I look into the future and see the development of a standardized IT literacy certification, similar to Europe’s ECDL (European Computer Driving License) that becomes the entry requirement of anyone who wants to be employed in these technology villages whatever their discipline. Those who are able to get in, (and many will be able to, because, lets face it, an average Nigeria with a basic education speaks English and can use a computer if trained), will form the manpower required to provide services such as back-office support, call centres, outsourced code programming and Computer-Aided Design.

By so doing, creativity will flourish and we may even have our own brand of incubators and venture capitalists that will place their stakes on ideas that are groundbreaking and have a chance of making it in the global market place. By the time we develop an army of geeks, Nigeria will be exporting innovation and expertise. Many a young Indian and Chinese school leaver has graduated from similar centres in their country into California’s Silicon Valley.

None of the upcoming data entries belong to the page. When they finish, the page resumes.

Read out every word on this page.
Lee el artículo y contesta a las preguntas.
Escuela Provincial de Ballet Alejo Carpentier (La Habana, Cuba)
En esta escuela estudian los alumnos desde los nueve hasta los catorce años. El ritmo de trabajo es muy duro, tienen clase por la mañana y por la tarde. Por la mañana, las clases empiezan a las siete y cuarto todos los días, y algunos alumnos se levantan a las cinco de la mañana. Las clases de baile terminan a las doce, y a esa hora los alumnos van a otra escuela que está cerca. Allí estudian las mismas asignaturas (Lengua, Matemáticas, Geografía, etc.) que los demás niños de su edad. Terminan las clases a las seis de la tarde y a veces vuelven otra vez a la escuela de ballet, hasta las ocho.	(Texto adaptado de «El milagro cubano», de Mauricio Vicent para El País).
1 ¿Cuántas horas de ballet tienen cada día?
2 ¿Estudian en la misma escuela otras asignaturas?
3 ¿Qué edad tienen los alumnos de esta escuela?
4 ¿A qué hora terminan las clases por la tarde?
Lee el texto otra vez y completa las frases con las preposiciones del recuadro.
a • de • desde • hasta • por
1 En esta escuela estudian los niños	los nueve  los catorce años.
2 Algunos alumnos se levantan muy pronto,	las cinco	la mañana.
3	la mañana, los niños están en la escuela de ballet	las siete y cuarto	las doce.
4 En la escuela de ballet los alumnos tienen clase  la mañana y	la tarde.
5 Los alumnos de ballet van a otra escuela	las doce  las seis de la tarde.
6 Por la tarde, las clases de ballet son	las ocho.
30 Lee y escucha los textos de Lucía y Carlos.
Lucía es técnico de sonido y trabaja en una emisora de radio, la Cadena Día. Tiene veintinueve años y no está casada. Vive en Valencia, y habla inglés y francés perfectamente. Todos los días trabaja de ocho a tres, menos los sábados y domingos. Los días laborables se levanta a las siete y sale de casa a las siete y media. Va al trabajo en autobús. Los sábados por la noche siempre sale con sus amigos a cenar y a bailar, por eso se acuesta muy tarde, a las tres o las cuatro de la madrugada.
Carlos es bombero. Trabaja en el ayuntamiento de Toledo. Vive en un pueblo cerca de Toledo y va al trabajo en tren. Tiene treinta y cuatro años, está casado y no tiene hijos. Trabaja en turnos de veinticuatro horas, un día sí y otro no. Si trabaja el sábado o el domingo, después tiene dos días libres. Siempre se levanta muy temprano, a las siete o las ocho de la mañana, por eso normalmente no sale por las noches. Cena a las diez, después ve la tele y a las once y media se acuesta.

In this write-up I have discussed the rate at which this revolution is changing ordinary lives in India. I have also highlighted the deliberate role played by government, IT professionals and venture capitalists alike in the transformation of the Indian IT playing field. I have also attempted to highlight the historical grounding Indian students get through a deliberate mass education effort as a preamble and lifting pad to their current successes. I have also used two case examples to highlight why our country needs to be active and coherent in its approach to the development of a digital economy that will benefit untold number of people in all levels of society.

In conclusion and on a more personal note, about eleven years ago I was privileged to live and work in India for nearly a year. I was stationed in the cities of Chennai and Mumbai while my oilfield operations were in the Bay of Bengal. I was hit more with the vibrant colours of the country and its many social contradictions than with its blossoming IT industry. The IT industry then was like an active volcano rumbling in the distance waiting for me to leave the subcontinent before it erupted. But even then, the tell-tale signs were there. Many of the support staff I worked with were young, IT savvy, Indian kids just out of school. They introduced me to hotmail and eBay. I opened my first web-based e-mail account and executed my first online auction in India.

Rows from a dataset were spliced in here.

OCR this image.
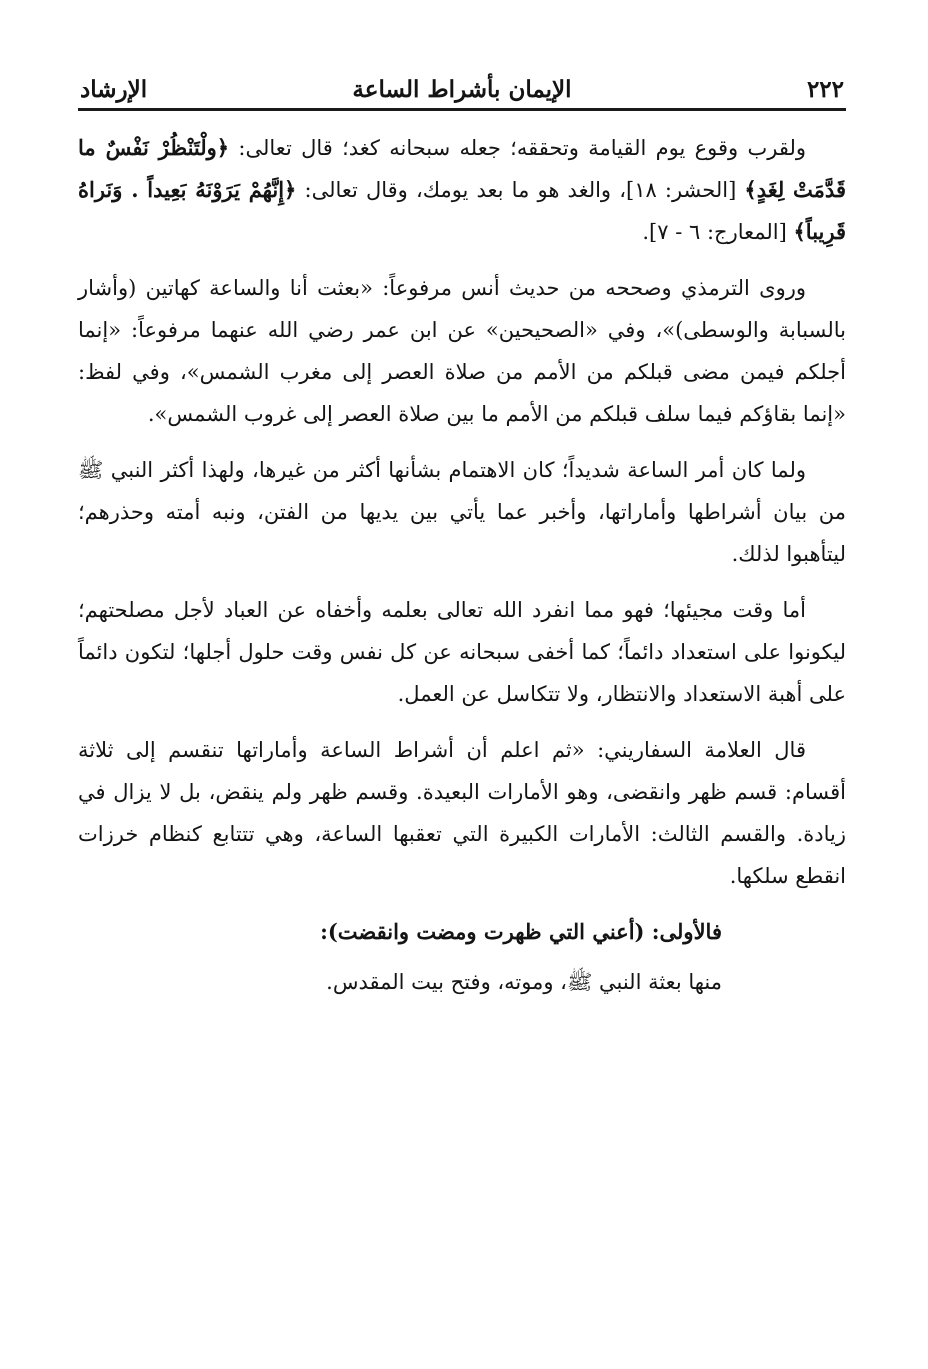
٢٢٢
الإيمان بأشراط الساعة
الإرشاد

ولقرب وقوع يوم القيامة وتحققه؛ جعله سبحانه كغد؛ قال تعالى: ﴿ولْتَنْظُرْ نَفْسٌ ما قَدَّمَتْ لِغَدٍ﴾ [الحشر: ١٨]، والغد هو ما بعد يومك، وقال تعالى: ﴿إِنَّهُمْ يَرَوْنَهُ بَعِيداً . وَنَراهُ قَرِيباً﴾ [المعارج: ٦ - ٧].

وروى الترمذي وصححه من حديث أنس مرفوعاً: «بعثت أنا والساعة كهاتين (وأشار بالسبابة والوسطى)»، وفي «الصحيحين» عن ابن عمر رضي الله عنهما مرفوعاً: «إنما أجلكم فيمن مضى قبلكم من الأمم من صلاة العصر إلى مغرب الشمس»، وفي لفظ: «إنما بقاؤكم فيما سلف قبلكم من الأمم ما بين صلاة العصر إلى غروب الشمس».

ولما كان أمر الساعة شديداً؛ كان الاهتمام بشأنها أكثر من غيرها، ولهذا أكثر النبي ﷺ من بيان أشراطها وأماراتها، وأخبر عما يأتي بين يديها من الفتن، ونبه أمته وحذرهم؛ ليتأهبوا لذلك.

أما وقت مجيئها؛ فهو مما انفرد الله تعالى بعلمه وأخفاه عن العباد لأجل مصلحتهم؛ ليكونوا على استعداد دائماً؛ كما أخفى سبحانه عن كل نفس وقت حلول أجلها؛ لتكون دائماً على أهبة الاستعداد والانتظار، ولا تتكاسل عن العمل.

قال العلامة السفاريني: «ثم اعلم أن أشراط الساعة وأماراتها تنقسم إلى ثلاثة أقسام: قسم ظهر وانقضى، وهو الأمارات البعيدة. وقسم ظهر ولم ينقض، بل لا يزال في زيادة. والقسم الثالث: الأمارات الكبيرة التي تعقبها الساعة، وهي تتتابع كنظام خرزات انقطع سلكها.

فالأولى: (أعني التي ظهرت ومضت وانقضت):

منها بعثة النبي ﷺ، وموته، وفتح بيت المقدس.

I once tasked one of my young clerical officers to keep a definite list of all our site equipment and their movement. He came back to me with a small database programme based on Microsoft Access that tracks and simplifies our entire logistics chain. It was like this young chap (or his country) was telling me (or the world) that “I am ready, challenge me!”

Of all the four BRIC (Brazil-Russia-India-China) countries racing to attain economic superpower status, India presents a much better developmental model for Nigeria to emulate. It has a near similar population density, similar age demographics, speaks English and with a greater number of its population in rural areas. The IT route they have taken presents a much lower developmental and environmental footprint to set up and much lower time scale to achieve. It is also scalable and can be surgically directed to areas where it is required.

We Nigerians come with unbelievable intelligence and a can-do attitude that has been honed by the peculiarities of living in our country. Information Technology becomes one of the tools capable of unleashing our creativity and channelling our inventiveness into more sane, productive and, dare I say, legal outlets.